Presidente emérito do think thank de análise política Inter-American Dialogue, de Washington, Peter Hakim estuda a América Latina há mais de três décadas. É provavelmente um dos professores americanos que mais conhece a conjuntura política brasileira. Ex-professor do Massachusetts Institute of Technology (MIT) e da Columbia University, costuma publicar artigos em revistas influentes como Foreign Affairs e Foreign Policy e em jornais como The New York Times, The Washington Post, Miami Herald e Los Angeles Times. Nesta entrevista, por telefone à coluna, ele avalia o impacto da condenação do ex-presidente Luiz Inácio Lula da Silva no Tribunal Regional Federal da 4ª Região (TRF4), em Porto Alegre, na esquerda latino-americana. Leia os principais trechos:
Como o senhor avalia o atual momento da esquerda na América Latina?

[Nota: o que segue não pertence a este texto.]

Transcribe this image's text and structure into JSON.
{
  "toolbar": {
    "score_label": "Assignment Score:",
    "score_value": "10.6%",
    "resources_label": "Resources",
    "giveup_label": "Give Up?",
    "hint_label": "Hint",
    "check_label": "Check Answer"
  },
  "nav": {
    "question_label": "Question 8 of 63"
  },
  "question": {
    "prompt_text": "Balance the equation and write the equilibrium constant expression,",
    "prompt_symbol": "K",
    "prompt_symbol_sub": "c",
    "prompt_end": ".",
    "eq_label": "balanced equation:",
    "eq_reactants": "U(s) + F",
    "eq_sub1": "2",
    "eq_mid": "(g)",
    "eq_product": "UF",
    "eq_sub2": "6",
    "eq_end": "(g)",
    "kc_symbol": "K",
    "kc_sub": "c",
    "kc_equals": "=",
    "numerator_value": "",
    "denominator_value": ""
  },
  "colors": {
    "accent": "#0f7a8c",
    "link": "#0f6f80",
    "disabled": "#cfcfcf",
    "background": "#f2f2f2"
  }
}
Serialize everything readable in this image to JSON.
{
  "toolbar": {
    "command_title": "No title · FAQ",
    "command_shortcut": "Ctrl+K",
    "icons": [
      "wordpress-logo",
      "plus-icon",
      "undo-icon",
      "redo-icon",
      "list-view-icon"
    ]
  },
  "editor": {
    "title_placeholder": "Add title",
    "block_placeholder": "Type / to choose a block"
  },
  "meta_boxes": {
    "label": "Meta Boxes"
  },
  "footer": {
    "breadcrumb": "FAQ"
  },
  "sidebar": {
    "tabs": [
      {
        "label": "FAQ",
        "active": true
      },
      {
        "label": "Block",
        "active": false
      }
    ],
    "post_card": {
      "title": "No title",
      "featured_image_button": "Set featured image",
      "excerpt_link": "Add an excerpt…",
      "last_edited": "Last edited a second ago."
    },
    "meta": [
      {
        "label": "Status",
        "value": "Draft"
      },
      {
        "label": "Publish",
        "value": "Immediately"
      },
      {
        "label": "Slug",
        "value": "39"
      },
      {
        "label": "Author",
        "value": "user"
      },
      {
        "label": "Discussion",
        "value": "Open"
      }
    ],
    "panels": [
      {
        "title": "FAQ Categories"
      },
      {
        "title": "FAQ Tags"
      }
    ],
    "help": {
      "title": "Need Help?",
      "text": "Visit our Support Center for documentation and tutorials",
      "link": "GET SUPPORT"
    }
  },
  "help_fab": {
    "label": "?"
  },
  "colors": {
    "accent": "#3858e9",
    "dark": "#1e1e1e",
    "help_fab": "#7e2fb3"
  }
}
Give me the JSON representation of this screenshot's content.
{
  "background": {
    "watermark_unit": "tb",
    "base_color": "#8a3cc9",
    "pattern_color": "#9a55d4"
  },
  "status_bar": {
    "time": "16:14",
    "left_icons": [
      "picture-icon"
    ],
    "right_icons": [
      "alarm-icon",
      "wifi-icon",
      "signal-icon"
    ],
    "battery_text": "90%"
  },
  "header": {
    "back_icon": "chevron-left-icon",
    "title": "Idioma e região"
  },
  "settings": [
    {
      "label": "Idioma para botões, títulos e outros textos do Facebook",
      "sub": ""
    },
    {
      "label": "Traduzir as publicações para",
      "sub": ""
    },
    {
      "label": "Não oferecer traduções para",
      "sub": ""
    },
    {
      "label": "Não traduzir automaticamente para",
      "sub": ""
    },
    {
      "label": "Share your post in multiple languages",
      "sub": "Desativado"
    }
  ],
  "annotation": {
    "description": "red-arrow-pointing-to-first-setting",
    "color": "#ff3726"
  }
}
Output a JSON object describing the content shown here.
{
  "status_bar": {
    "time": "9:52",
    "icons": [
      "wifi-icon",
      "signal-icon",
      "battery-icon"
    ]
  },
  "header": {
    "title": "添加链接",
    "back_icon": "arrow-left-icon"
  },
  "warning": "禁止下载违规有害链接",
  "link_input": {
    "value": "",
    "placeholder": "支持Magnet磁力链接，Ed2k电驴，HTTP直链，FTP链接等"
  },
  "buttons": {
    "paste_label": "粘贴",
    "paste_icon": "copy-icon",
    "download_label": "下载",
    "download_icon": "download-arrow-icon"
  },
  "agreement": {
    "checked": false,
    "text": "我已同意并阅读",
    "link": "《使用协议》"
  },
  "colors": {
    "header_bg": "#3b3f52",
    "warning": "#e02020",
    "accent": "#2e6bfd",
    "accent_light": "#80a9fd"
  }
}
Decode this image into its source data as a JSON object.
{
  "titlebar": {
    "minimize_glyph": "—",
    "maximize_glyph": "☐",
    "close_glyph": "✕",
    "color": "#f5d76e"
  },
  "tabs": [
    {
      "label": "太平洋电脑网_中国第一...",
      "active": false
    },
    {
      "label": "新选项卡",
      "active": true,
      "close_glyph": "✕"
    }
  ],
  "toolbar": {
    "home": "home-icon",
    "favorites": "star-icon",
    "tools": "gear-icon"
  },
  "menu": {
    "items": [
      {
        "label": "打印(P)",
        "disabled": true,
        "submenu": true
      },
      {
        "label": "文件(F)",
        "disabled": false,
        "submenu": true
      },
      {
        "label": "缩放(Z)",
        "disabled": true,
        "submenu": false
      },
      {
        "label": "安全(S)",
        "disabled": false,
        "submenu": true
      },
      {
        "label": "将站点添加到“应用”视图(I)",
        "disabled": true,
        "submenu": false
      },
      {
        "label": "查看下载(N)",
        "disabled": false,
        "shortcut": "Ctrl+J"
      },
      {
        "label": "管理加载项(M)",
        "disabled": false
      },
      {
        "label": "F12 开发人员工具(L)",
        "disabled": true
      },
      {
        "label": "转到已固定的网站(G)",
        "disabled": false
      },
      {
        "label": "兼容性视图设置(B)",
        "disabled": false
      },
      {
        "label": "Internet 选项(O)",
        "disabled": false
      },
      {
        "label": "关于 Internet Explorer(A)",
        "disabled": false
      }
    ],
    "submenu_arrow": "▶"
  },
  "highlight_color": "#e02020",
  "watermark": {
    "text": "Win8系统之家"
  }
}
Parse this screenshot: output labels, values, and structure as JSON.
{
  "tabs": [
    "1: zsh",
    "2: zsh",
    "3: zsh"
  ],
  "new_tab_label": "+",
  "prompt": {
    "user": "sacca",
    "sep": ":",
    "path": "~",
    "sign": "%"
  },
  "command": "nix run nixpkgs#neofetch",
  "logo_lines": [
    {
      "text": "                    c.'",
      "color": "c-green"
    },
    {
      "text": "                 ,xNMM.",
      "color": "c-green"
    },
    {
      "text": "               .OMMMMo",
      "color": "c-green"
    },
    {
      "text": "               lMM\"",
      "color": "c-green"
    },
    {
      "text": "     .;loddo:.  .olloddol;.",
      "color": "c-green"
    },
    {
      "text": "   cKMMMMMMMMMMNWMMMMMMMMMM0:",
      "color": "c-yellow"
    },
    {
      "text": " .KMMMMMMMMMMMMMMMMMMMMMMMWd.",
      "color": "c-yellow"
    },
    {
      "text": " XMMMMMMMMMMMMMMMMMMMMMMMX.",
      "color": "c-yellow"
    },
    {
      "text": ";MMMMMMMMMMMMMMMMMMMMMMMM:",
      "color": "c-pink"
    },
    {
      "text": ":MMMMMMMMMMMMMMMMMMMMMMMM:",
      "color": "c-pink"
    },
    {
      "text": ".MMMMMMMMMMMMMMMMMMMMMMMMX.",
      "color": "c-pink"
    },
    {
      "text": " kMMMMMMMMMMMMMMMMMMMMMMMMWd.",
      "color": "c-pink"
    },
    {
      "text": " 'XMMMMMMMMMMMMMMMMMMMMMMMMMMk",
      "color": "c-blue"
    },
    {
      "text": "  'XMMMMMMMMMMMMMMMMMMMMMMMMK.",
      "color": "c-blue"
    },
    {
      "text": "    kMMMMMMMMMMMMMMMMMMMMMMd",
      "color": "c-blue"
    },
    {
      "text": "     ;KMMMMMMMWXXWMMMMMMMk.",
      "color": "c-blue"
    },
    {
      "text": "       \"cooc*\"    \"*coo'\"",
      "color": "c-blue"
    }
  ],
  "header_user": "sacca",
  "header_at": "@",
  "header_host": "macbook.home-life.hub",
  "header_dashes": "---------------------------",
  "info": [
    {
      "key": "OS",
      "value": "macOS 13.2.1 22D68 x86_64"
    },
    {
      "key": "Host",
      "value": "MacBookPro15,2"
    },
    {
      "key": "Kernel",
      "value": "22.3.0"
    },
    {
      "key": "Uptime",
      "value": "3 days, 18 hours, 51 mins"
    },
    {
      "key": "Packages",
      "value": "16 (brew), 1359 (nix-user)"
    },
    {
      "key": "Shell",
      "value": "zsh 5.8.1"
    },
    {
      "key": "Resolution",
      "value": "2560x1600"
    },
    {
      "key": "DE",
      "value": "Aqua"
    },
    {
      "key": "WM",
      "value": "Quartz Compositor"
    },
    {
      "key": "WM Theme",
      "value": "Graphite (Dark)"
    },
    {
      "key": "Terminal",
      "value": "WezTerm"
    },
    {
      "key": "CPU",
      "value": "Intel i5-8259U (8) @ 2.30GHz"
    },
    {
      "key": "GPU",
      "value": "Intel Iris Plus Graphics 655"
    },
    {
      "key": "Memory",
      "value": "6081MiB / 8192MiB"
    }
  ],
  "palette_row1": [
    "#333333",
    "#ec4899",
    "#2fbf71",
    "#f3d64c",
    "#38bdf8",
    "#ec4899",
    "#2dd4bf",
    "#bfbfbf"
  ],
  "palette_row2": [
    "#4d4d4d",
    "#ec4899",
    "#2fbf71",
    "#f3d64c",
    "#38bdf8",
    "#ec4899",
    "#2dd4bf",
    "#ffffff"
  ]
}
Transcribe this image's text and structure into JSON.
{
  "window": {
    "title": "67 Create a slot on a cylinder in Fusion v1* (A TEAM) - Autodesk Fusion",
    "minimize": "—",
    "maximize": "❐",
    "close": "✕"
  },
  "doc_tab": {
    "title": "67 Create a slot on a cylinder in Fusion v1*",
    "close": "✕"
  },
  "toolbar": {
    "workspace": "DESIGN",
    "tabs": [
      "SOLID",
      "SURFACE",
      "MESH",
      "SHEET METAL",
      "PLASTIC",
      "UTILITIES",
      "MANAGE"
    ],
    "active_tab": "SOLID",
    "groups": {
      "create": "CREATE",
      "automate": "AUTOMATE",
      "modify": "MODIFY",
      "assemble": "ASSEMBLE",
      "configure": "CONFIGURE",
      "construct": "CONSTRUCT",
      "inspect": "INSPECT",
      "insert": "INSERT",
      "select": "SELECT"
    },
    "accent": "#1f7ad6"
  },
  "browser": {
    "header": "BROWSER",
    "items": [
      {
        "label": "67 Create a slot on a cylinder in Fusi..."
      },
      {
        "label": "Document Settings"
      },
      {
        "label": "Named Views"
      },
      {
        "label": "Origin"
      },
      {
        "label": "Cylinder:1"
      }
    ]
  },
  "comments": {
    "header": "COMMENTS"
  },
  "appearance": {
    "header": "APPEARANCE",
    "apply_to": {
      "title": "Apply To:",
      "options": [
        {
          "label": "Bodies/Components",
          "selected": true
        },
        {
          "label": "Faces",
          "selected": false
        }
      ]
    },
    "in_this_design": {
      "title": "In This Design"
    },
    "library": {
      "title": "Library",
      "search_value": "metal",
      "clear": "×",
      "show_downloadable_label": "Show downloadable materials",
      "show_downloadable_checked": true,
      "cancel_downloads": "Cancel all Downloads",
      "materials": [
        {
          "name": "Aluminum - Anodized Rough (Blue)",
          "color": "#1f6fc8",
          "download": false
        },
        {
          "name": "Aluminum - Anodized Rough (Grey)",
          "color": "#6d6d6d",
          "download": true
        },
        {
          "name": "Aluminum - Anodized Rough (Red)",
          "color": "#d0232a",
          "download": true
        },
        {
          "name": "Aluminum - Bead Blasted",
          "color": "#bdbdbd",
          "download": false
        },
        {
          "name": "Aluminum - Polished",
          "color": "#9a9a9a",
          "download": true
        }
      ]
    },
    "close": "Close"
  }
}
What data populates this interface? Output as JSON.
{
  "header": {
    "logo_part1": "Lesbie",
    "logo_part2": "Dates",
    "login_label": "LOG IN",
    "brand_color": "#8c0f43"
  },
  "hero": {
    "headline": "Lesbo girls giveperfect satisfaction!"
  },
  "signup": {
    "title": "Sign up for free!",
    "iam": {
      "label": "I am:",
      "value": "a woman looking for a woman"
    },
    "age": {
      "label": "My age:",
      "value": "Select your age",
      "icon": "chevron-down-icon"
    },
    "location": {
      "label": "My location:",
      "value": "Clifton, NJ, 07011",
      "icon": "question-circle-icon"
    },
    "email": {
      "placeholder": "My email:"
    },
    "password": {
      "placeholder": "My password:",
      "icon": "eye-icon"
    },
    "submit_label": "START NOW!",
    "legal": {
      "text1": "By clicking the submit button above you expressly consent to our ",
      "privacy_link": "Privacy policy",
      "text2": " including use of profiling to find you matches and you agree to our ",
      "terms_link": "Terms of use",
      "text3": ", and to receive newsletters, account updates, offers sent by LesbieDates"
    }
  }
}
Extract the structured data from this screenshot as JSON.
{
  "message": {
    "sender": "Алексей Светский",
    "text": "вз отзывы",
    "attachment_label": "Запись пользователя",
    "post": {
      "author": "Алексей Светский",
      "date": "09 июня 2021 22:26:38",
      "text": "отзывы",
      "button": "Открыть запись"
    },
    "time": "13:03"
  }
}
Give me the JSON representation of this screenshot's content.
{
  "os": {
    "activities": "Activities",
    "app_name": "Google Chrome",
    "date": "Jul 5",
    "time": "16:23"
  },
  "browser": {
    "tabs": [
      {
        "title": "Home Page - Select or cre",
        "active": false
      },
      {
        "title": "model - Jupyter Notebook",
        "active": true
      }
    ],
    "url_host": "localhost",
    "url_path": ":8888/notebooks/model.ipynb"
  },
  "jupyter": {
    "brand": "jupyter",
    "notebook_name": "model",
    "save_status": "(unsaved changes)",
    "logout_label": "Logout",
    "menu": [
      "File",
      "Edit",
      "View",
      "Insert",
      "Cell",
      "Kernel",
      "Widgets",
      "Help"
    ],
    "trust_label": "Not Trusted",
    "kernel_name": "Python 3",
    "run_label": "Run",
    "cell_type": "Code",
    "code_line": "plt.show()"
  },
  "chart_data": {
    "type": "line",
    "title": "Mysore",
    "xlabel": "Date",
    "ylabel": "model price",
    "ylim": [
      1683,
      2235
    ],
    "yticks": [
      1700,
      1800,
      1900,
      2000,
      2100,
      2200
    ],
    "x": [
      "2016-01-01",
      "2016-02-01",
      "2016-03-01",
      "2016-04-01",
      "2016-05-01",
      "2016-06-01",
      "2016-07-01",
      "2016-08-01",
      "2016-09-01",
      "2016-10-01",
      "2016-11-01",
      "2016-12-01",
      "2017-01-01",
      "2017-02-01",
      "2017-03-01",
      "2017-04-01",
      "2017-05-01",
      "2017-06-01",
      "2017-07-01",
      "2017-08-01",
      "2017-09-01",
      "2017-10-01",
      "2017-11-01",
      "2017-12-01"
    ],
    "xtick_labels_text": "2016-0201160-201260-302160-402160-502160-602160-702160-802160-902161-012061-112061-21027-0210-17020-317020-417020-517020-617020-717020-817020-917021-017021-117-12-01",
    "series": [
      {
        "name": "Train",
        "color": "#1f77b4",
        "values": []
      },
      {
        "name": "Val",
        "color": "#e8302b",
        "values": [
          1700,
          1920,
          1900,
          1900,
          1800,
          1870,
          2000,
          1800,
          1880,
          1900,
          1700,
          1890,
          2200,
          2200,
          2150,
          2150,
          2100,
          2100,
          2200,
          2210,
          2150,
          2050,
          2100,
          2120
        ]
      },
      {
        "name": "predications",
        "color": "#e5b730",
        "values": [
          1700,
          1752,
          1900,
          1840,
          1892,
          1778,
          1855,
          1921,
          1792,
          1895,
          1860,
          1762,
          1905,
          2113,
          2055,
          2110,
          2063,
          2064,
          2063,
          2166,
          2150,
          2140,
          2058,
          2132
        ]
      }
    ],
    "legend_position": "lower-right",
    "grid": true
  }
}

Primeiro, é preciso definir o que se quer dizer com esquerda na América Latina. Há varias esquerdas, não está unificada e isso é uma tendência. No Chile, a centro-esquerda está dividida em três. No México, Andrés Manuel López Obrador teve de formar um novo partido porque o PRD (Partido de la Revolución Democrática) se dividiu também. O PRD, de esquerda, talvez se una com a direita para a eleição. Em outros países, a esquerda jamais será unida. Na Colômbia, por exemplo, há quatro ou cinco candidatos que estão competindo pela esquerda e centro-esquerda. No Peru, a esquerda quase não existe. E o peronismo na Argentina? É de esquerda ou de direita? Ninguém sabe. O Uruguai tem uma certa tradição de uma esquerda mais ou menos moderada, branda. É um país com um ambiente mais estável do que na maioria das nações da América Latina.
Qual o impacto da condenação de Lula para a esquerda no continente?
A derrota no caso da Lava-Jato não vai afetar muito a esquerda. O que poderia impactar seria se Lula ganhasse. Isso daria mais vida à esquerda na América Latina. Ele é pouco respeitado agora. Lenín Moreno (presidente do Equador) é o único líder que realmente tem grande respeito por sua governança. Talvez um pouco ainda Evo Morales (presidente da Bolívia). E, obviamente, a esquerda no Uruguai, que já tem um certo status e respeito. Mas, em geral, está bastante abalada. Acho que a esquerda precisa reagir.
Lula segue sendo um líder reconhecido e admirado pela esquerda em outros países ou as acusações desgastaram essa imagem?
Lula está muito diminuído. Isso ocorre um pouco porque a esquerda internacional foi diminuída e em parte devido ao cenário de corrupção no Brasil, a corrupção do PT e ao impeachment de Dilma Rousseff. Não acho que Lula tenha o magnetismo nem o status, a estatura, que tinha até 2015. Mas nenhum presidente mantém sua aura quando deixa o poder. Ronald Reagan (presidente americano entre 1981 e 1989) foi um grande líder, mas, quando deixou a presidência, terminou a sensação de que era poderoso. Lula é muito menos relevante hoje. Acho que o Brasil e suas cortes, os poderes, devem encontrar um caminho para deixá-lo concorrer. Digo isso para que não seja negada a possibilidade de o povo brasileiro participar na renovação institucional e política do Brasil. Se tudo for feito pelos tribunais e pelo Congresso, a situação pode ficar mais polarizada, criar mais desconfiança nas instituições e na própria democracia. O Brasil está passando por sua pior crise de governança, de política, e institucional desde 1985. Excluir a participação do povo seria mais crítico nesse momento. A Grã-Bretanha teve seu plebiscito pelo Brexit. A Colômbia fez plebiscito sobre o acordo de paz com as Farc. Deixar o povo participar das grandes decisões não é uma má ideia.
Quem é hoje o grande líder da esquerda ou da centro-esquerda na América Latina. Evo Morales?
Depende da eleição no México. López Obrador pode ser esse nome. José Mujica (ex-presidente uruguaio) podia ser, mas está um pouco velho para ser o herói. Nicolás Maduro (presidente venezuelano), seguramente, não é. Lenín Moreno tem grande apoio no Equador, mas não tem carisma ou magnetismo fora do país. Evo Morales ou Daniel Ortega (presidente da Nicarágua) não têm a estatura que Lula tinha. A imagem de Lula foi desgastada pela corrupção, mas era uma pessoa forte, um líder com magnetismo, talvez comparável a Justin Trudeau (primeiro-ministro canadense). Tinha capacidade de negociação e comunicação.